I’m at Open Repositories 2008.

Got in to southampton central at 8:15am, for a 9 start, thought i had loads of time but wait for bus, journey, and wondering around campus only just got here for 9. so did just about everyone else, so not username and password allocated until coffee time :( [but now online, hence you seeing this!]

draft notes from the first session, unedited or checked.
peter murray-rust
repositories data

Believes data is the most important thing for scientists, as opposed to open access final full text.

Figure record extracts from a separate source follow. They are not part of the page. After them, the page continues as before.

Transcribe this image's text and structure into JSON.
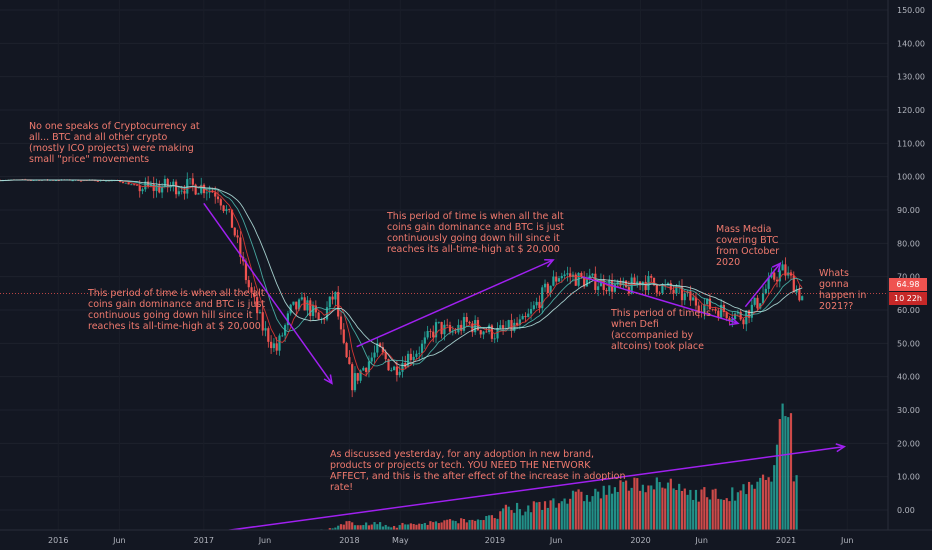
{
  "chart_data": {
    "type": "candlestick",
    "y_ticks": [
      "150.00",
      "140.00",
      "130.00",
      "120.00",
      "110.00",
      "100.00",
      "90.00",
      "80.00",
      "70.00",
      "60.00",
      "50.00",
      "40.00",
      "30.00",
      "20.00",
      "10.00",
      "0.00"
    ],
    "x_ticks": [
      "2016",
      "Jun",
      "2017",
      "Jun",
      "2018",
      "May",
      "2019",
      "Jun",
      "2020",
      "Jun",
      "2021",
      "Jun"
    ],
    "ylim": [
      -6,
      153
    ],
    "x_range": [
      2015.6,
      2021.7
    ],
    "dominance_path": [
      [
        2015.6,
        99
      ],
      [
        2016.0,
        99
      ],
      [
        2016.4,
        98.8
      ],
      [
        2016.6,
        96.5
      ],
      [
        2016.8,
        97.2
      ],
      [
        2017.0,
        97
      ],
      [
        2017.1,
        95
      ],
      [
        2017.2,
        85
      ],
      [
        2017.3,
        68
      ],
      [
        2017.4,
        55
      ],
      [
        2017.5,
        48
      ],
      [
        2017.6,
        60
      ],
      [
        2017.7,
        62
      ],
      [
        2017.8,
        56
      ],
      [
        2017.9,
        65
      ],
      [
        2017.95,
        50
      ],
      [
        2018.02,
        38
      ],
      [
        2018.1,
        43
      ],
      [
        2018.2,
        48
      ],
      [
        2018.3,
        42
      ],
      [
        2018.4,
        46
      ],
      [
        2018.5,
        49
      ],
      [
        2018.6,
        55
      ],
      [
        2018.7,
        53
      ],
      [
        2018.8,
        56
      ],
      [
        2019.0,
        53
      ],
      [
        2019.2,
        56
      ],
      [
        2019.35,
        66
      ],
      [
        2019.45,
        71
      ],
      [
        2019.6,
        69
      ],
      [
        2019.75,
        68
      ],
      [
        2019.9,
        66
      ],
      [
        2020.0,
        69
      ],
      [
        2020.2,
        66
      ],
      [
        2020.4,
        62
      ],
      [
        2020.55,
        60
      ],
      [
        2020.7,
        58
      ],
      [
        2020.8,
        62
      ],
      [
        2020.9,
        69
      ],
      [
        2020.98,
        72
      ],
      [
        2021.05,
        68
      ],
      [
        2021.1,
        64
      ]
    ],
    "volume_path": [
      [
        2015.6,
        -9
      ],
      [
        2017.6,
        -8.5
      ],
      [
        2017.9,
        -6
      ],
      [
        2018.0,
        -4
      ],
      [
        2018.3,
        -5
      ],
      [
        2018.6,
        -4
      ],
      [
        2018.9,
        -3
      ],
      [
        2019.2,
        -1
      ],
      [
        2019.4,
        2
      ],
      [
        2019.6,
        3
      ],
      [
        2019.8,
        5
      ],
      [
        2020.0,
        7
      ],
      [
        2020.2,
        6
      ],
      [
        2020.4,
        4
      ],
      [
        2020.6,
        3
      ],
      [
        2020.8,
        6
      ],
      [
        2020.95,
        12
      ],
      [
        2021.0,
        24
      ],
      [
        2021.05,
        10
      ]
    ],
    "current_value_label": "64.98",
    "countdown_label": "10 22h",
    "trend_arrows": [
      {
        "from": [
          2017.0,
          92
        ],
        "to": [
          2017.88,
          38
        ],
        "color": "#a020f0"
      },
      {
        "from": [
          2018.05,
          49
        ],
        "to": [
          2019.4,
          75
        ],
        "color": "#a020f0"
      },
      {
        "from": [
          2019.6,
          70
        ],
        "to": [
          2020.67,
          56
        ],
        "color": "#a020f0"
      },
      {
        "from": [
          2020.72,
          61
        ],
        "to": [
          2020.96,
          74
        ],
        "color": "#a020f0"
      },
      {
        "from": [
          2017.1,
          -6.5
        ],
        "to": [
          2021.4,
          19
        ],
        "color": "#a020f0"
      }
    ],
    "annotations": [
      "No one speaks of Cryptocurrency at all... BTC and all other crypto (mostly ICO projects) were making small \"price\" movements",
      "This period of time is when all the alt coins gain dominance and BTC is just continuous going down hill since it reaches its all-time-high at $ 20,000",
      "This period of time is when all the alt coins gain dominance and BTC is just continuously going down hill since it reaches its all-time-high at $ 20,000",
      "Mass Media covering BTC from October 2020",
      "Whats gonna happen in 2021??",
      "This period of time is when Defi (accompanied by altcoins) took place",
      "As discussed yesterday, for any adoption in new brand, products or projects or tech. YOU NEED THE NETWORK AFFECT, and this is the after effect of the increase in adoption rate!"
    ],
    "colors": {
      "background": "#131722",
      "up": "#26a69a",
      "down": "#ef5350",
      "annotation": "#f07a6e",
      "arrow": "#a020f0",
      "ma_red": "#e53935",
      "ma_teal": "#4db6ac",
      "ma_pale": "#b2dfdb"
    }
  }
}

“PDF destroys information” – pdf destroys information, Word contains data which pdf just losses, word files (and latex, xml) are useful for sciencetists as they can reuse the data, formula, metadata etc contained within, which is lost as a pdf file.

academic theses are one of the most important thing for institutions/researchers. electronic theses are going to be very powerful.

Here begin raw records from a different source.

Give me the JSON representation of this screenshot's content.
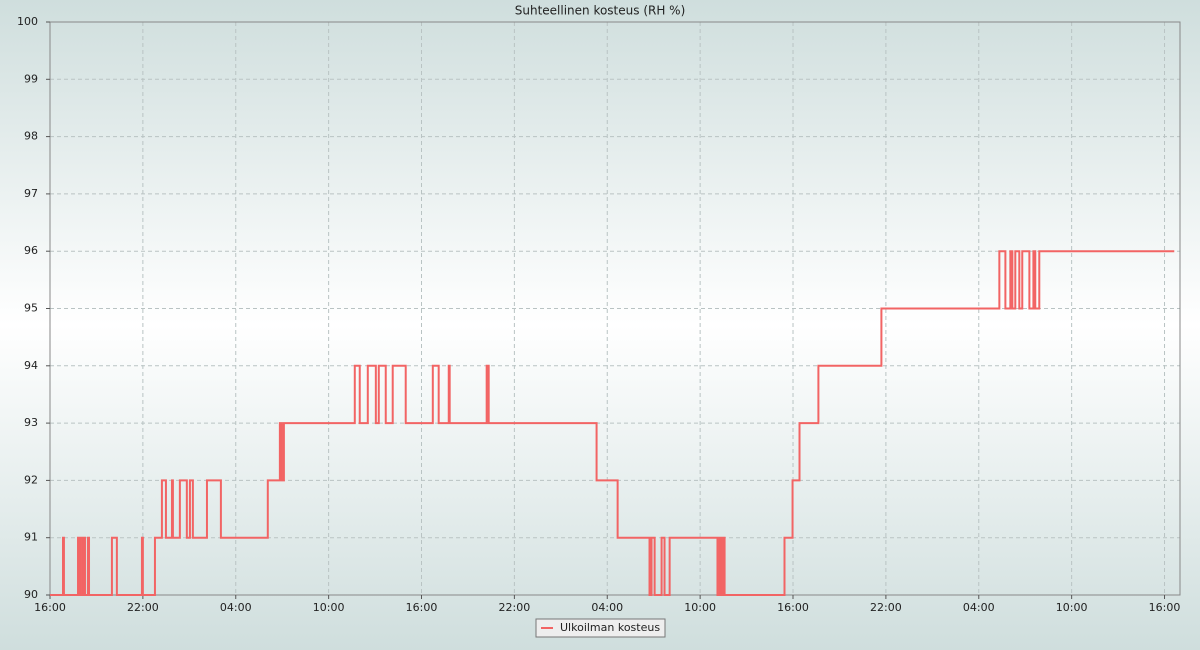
{
  "chart_data": {
    "type": "line",
    "title": "Suhteellinen kosteus (RH %)",
    "step": "post",
    "grid": true,
    "legend": "bottom",
    "xlim": [
      0,
      73
    ],
    "xticks": [
      {
        "value": 0,
        "label": "16:00"
      },
      {
        "value": 6,
        "label": "22:00"
      },
      {
        "value": 12,
        "label": "04:00"
      },
      {
        "value": 18,
        "label": "10:00"
      },
      {
        "value": 24,
        "label": "16:00"
      },
      {
        "value": 30,
        "label": "22:00"
      },
      {
        "value": 36,
        "label": "04:00"
      },
      {
        "value": 42,
        "label": "10:00"
      },
      {
        "value": 48,
        "label": "16:00"
      },
      {
        "value": 54,
        "label": "22:00"
      },
      {
        "value": 60,
        "label": "04:00"
      },
      {
        "value": 66,
        "label": "10:00"
      },
      {
        "value": 72,
        "label": "16:00"
      }
    ],
    "ylim": [
      90,
      100
    ],
    "yticks": [
      90,
      91,
      92,
      93,
      94,
      95,
      96,
      97,
      98,
      99,
      100
    ],
    "x": [
      0,
      0.84,
      0.9,
      1.81,
      1.87,
      1.94,
      2.0,
      2.13,
      2.26,
      2.45,
      2.52,
      4.0,
      4.32,
      5.94,
      6.0,
      6.78,
      7.23,
      7.49,
      7.88,
      7.94,
      8.39,
      8.84,
      9.04,
      9.23,
      10.14,
      11.04,
      14.07,
      14.85,
      14.98,
      15.11,
      19.69,
      20.01,
      20.53,
      21.05,
      21.24,
      21.69,
      22.14,
      22.98,
      24.73,
      25.11,
      25.76,
      25.82,
      28.21,
      28.34,
      35.31,
      36.67,
      38.73,
      38.86,
      39.06,
      39.51,
      39.7,
      40.03,
      43.12,
      43.25,
      43.38,
      43.51,
      43.58,
      47.45,
      47.97,
      48.42,
      49.64,
      53.71,
      61.33,
      61.72,
      62.04,
      62.17,
      62.36,
      62.62,
      62.81,
      63.27,
      63.53,
      63.65,
      63.91,
      72.63
    ],
    "series": [
      {
        "name": "Ulkoilman kosteus",
        "color": "#f26464",
        "values": [
          90,
          91,
          90,
          91,
          90,
          91,
          90,
          91,
          90,
          91,
          90,
          91,
          90,
          91,
          90,
          91,
          92,
          91,
          92,
          91,
          92,
          91,
          92,
          91,
          92,
          91,
          92,
          93,
          92,
          93,
          94,
          93,
          94,
          93,
          94,
          93,
          94,
          93,
          94,
          93,
          94,
          93,
          94,
          93,
          92,
          91,
          90,
          91,
          90,
          91,
          90,
          91,
          90,
          91,
          90,
          91,
          90,
          91,
          92,
          93,
          94,
          95,
          96,
          95,
          96,
          95,
          96,
          95,
          96,
          95,
          96,
          95,
          96,
          96
        ]
      }
    ]
  }
}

technical problems slowed the talk down.

showed pdb repository, protein data range, going since the 70s. showed rsearch he *put* in to the *repository* while working at glaxo.

message is that scientists are already putting stuff in repositories.

crystaleye, built/started by a postgrad. now has over 100,000 crystal structures. harvests from those that release their crystallography (acs, rcs, etc). links to paper via doi.

scientists will not put things in to repositories (presumes he means articles based IRs, as he has just been describing how scientists do!).

OSCAR text extraction. showed example of cutting the text of a PDF doc in to OSCAR, it produced a table of formula that were contained within the text.

Royal Society Chemistry: PROSPECT , semantic markup of papers.
SPRECTRa (cam/imperial), how can we capture data as part of the academic process

“do not try to invent electronic notebooks”, success rate approx zero. i.e. don’t try and make capturing data the integral part of their workflow.

No one knows when their paper gets published.

“get at the authoring process”, that is the key.